If your photo is too dark or too light, you can use your photo program to fix this in several ways. One is called Instant Fix. We usually try this first, just to see if we like the look. If we’re satisfied, we keep it. But just as often Instant Fix makes the photo look worse. If you don’t like the Instant Fix, click on Undo. (You might have to look for your undo option in the Edit box.)
Instant Fix may be immediately accessible, or you might have to look for it in the Filters function of your photo program. Also generally listed with Filters will be the ability to adjust brightness and contrast. If you don’t like the look of Instant Fix, try adjusting brightness and contrast instead. Adjust brightness first, then adjust the contrast.
Your program will probably have other filter options, which you can experiment with. One is Sharpen. Any time you make changes to an image, always check the sharpness. Images that have been worked on often need to have their sharpness adjusted. Avoid over-sharpening.
If you need to trim away some of the edges of your image, use the trim function. Frame the image the way you like and then cut off anything extra. Do this BEFORE you resize anything.
Resolution & Pixels
When getting a photo ready for the web, make sure you check the resolution. This is also known as the number of pixels. The standard number for the a JPG on the web is 72. If your program shows a larger number in the number of pixels box, change it to 72. Do this BEFORE you resize the photo.
Next, make sure your height and width are listed in pixels.
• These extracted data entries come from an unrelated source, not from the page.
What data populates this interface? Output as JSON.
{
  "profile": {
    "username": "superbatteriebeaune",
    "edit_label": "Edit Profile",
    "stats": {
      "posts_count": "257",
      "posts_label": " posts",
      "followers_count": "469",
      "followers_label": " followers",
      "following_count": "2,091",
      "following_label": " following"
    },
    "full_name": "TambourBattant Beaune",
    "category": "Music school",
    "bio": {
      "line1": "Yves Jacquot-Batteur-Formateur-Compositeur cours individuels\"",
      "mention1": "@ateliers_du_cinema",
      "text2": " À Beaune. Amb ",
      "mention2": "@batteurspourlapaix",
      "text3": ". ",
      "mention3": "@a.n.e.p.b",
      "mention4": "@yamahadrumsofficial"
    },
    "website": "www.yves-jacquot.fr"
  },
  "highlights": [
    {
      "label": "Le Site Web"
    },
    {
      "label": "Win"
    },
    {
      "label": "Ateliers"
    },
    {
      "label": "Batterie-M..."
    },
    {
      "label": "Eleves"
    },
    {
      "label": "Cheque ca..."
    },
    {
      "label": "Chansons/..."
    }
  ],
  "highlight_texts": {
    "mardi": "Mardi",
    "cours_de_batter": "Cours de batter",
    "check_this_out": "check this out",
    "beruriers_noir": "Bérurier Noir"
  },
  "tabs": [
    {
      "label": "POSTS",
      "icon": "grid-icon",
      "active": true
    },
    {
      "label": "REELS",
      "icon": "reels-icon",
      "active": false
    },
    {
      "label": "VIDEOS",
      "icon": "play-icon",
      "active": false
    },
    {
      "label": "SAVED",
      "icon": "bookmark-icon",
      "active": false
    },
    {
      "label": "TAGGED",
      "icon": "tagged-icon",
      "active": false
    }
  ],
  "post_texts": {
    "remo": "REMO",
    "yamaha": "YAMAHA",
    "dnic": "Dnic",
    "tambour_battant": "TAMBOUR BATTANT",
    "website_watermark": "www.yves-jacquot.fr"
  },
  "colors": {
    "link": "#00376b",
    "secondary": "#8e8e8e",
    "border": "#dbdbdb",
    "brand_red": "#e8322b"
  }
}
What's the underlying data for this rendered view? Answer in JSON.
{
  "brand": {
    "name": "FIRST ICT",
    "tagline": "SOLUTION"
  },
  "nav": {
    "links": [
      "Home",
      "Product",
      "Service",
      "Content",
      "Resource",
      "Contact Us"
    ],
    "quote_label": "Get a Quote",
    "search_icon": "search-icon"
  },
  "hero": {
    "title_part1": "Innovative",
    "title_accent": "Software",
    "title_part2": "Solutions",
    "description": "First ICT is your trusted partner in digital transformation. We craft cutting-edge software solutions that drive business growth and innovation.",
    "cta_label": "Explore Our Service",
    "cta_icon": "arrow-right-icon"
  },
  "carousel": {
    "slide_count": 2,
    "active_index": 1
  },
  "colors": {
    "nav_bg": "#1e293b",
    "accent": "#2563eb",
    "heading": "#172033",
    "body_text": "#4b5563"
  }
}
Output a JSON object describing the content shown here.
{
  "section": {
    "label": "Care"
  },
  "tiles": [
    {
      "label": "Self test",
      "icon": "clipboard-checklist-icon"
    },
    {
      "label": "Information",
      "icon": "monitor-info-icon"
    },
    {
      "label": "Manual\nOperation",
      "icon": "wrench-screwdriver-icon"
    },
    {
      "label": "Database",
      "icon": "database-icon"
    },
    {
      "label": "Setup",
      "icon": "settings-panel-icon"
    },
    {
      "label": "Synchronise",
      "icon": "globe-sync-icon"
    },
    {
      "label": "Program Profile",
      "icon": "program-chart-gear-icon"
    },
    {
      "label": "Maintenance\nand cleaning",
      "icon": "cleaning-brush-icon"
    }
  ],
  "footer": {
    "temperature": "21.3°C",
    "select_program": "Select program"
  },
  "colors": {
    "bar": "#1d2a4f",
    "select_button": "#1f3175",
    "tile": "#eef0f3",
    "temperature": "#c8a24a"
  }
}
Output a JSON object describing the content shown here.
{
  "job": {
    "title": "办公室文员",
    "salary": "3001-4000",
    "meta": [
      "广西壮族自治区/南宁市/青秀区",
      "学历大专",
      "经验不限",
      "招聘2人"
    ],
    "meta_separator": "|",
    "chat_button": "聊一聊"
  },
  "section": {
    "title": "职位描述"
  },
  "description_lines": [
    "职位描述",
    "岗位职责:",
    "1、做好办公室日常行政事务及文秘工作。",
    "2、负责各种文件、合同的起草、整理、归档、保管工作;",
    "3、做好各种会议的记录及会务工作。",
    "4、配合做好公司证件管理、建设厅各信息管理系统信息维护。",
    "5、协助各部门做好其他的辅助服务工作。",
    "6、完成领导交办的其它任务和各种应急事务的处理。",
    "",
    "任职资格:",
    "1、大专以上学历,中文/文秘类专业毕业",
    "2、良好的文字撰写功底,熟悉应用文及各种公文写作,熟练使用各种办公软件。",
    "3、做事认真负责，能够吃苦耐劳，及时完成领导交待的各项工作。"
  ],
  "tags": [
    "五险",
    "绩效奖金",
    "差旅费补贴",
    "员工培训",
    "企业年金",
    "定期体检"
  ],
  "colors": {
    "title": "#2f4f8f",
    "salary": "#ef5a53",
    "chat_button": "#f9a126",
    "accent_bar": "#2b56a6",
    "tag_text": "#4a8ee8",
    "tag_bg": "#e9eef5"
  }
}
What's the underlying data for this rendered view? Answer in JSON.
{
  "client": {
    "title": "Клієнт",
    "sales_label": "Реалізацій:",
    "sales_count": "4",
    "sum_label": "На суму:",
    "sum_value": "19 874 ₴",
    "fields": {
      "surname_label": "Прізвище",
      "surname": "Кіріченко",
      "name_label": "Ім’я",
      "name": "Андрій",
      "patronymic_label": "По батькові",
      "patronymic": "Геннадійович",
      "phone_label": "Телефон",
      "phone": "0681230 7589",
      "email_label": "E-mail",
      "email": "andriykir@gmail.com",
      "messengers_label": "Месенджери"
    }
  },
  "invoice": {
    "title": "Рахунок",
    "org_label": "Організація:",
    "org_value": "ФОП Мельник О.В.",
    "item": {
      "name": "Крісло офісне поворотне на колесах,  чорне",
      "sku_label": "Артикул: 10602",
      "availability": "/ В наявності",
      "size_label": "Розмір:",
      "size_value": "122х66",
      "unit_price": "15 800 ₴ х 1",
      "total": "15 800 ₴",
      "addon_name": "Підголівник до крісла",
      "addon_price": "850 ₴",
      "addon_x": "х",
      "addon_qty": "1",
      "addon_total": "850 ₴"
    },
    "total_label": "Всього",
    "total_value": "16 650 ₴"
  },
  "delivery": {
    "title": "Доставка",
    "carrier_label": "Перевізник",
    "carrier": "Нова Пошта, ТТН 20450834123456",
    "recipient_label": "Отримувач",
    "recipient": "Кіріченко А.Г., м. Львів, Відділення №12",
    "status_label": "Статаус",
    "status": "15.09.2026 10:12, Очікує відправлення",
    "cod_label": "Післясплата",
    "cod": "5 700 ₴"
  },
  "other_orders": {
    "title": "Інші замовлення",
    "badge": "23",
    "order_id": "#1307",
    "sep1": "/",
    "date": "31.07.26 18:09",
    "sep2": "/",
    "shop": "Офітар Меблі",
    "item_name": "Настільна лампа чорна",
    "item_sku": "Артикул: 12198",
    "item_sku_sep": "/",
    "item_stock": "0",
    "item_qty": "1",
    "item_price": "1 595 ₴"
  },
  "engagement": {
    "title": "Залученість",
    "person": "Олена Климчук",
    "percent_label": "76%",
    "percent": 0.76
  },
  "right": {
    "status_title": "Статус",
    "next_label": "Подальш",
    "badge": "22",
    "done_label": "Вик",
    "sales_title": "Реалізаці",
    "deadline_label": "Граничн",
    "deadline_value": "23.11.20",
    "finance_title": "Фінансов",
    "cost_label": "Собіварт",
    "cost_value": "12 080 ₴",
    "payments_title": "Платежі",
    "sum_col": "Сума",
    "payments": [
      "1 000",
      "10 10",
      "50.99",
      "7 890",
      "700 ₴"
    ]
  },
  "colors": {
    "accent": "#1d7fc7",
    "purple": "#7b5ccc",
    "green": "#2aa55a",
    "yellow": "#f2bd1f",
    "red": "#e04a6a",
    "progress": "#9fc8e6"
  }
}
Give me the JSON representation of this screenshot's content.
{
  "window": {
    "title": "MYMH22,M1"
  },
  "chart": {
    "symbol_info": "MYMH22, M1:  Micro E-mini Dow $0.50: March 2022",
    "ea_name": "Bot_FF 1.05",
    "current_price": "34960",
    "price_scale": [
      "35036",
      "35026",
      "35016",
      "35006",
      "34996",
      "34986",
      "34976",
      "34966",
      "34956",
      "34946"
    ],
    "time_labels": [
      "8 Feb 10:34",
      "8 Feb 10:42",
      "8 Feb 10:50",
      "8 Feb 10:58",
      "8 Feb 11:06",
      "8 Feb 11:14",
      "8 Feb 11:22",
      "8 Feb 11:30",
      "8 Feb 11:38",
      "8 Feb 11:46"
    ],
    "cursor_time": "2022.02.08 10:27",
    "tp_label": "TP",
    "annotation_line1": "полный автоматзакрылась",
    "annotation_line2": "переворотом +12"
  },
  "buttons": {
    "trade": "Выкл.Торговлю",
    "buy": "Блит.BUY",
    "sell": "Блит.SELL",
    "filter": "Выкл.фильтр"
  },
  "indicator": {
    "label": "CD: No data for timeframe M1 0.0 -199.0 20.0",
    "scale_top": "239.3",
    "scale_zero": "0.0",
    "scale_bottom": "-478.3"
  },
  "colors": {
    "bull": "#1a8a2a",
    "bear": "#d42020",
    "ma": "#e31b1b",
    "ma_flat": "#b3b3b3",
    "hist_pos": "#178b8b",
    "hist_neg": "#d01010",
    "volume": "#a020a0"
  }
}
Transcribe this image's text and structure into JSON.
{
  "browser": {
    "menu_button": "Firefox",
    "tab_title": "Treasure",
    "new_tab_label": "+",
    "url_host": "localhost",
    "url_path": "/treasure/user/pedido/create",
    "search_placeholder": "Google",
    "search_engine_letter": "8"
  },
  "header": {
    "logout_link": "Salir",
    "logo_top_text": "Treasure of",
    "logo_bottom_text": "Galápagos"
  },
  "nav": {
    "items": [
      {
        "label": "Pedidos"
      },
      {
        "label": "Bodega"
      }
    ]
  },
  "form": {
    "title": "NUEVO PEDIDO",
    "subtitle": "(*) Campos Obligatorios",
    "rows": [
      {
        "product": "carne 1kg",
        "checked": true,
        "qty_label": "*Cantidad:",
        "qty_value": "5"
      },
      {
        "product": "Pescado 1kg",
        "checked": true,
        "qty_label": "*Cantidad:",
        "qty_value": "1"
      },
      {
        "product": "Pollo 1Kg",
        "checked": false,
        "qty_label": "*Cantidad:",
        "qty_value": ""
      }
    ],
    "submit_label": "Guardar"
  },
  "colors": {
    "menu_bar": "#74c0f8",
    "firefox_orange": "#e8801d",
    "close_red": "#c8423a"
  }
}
Then resize. Photo programs generally have a checked box that tells the program to keep the proportions if you change height or width, and it will automatically change the other dimension. Make sure that box is checked BEFORE you resize.
What’s a good size? It depends on how you’re using the photo. EBay will take up to 800 pixels square. Another good size is 480 pixels for the longest or highest edge, and this size has become a sort of Web standard. If you upload a photo to eBay using either of these, they will both look about the same in the gallery photo option.
One thing you can’t correct well with a photo program is a fuzzy or out-of-focus photo. We’ve learned that if you have a fuzzy photo, it’s best to just retake the shot.